Howard Hawks made a silent film in 1927 called “Paid to Love,” in which the king of a small Balkin country and an American businessman pay a cabaret dancer (Virginia Valli) to woo bashful Crown Prince Michael. The prince, played by George O’Brien, prefers fixing cars to women, which concerns the king (Thomas Jefferson). When the businessman (J. Farrell MacDonald) threatens to pull out of a loan agreement unless the crown prince marries, the king agrees to find a woman to inflame Michael’s passion.

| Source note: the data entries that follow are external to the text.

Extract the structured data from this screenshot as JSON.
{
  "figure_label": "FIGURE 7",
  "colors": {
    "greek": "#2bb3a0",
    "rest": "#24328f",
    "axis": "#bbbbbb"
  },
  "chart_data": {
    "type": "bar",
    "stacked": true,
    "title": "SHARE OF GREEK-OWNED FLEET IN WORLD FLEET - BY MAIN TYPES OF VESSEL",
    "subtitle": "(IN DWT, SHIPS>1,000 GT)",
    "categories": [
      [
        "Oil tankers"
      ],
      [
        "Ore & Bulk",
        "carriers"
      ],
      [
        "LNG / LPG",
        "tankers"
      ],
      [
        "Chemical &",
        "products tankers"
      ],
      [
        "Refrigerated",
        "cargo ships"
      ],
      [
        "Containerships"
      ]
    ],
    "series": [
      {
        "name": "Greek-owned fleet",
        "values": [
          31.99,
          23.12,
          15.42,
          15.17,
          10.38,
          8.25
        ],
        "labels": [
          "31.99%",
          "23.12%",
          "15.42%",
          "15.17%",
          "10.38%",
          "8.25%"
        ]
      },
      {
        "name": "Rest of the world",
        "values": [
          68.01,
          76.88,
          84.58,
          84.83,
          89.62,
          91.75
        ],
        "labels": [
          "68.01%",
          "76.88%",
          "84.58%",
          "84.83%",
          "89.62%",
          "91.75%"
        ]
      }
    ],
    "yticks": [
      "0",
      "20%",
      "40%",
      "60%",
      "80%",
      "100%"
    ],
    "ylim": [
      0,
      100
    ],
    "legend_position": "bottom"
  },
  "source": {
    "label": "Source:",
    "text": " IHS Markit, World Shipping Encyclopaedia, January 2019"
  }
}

The king and the businessman find Gaby (Valli) in the worst kind of Paris clip joint imaginable, full of con men, thieves and murderous types. She pretends to stab her boyfriend in front of horrified tourists and drops the knife on the king’s table. However, the wily businessman sniffs out the ruse and determines to hire Gaby to woo Michael. She returns with the king and puts on her performance for the crown prince.
William Powell plays Michael’s brother, Prince Eric. Displaying his usual confident and bombastic style, Powell’s Eric makes a play for Gaby, leading to much confusion in the kingdom as she mistakes him for the crown prince. Michael and Gaby turn out to be attracted to each other, which is a great surprise considering the differences in their social status.
Gaby really possesses a violent streak, but O’Brien as Michael plays it so straight laced in this comedy that we believe he’ll remain eternally devoted. As with all love stories that involve a con (such as Preston Sturges’ “The Lady Eve” from 1941), we also must believe the victim will forgive the con when he or she finds out about it. This usually happens in Hollywood romantic comedies.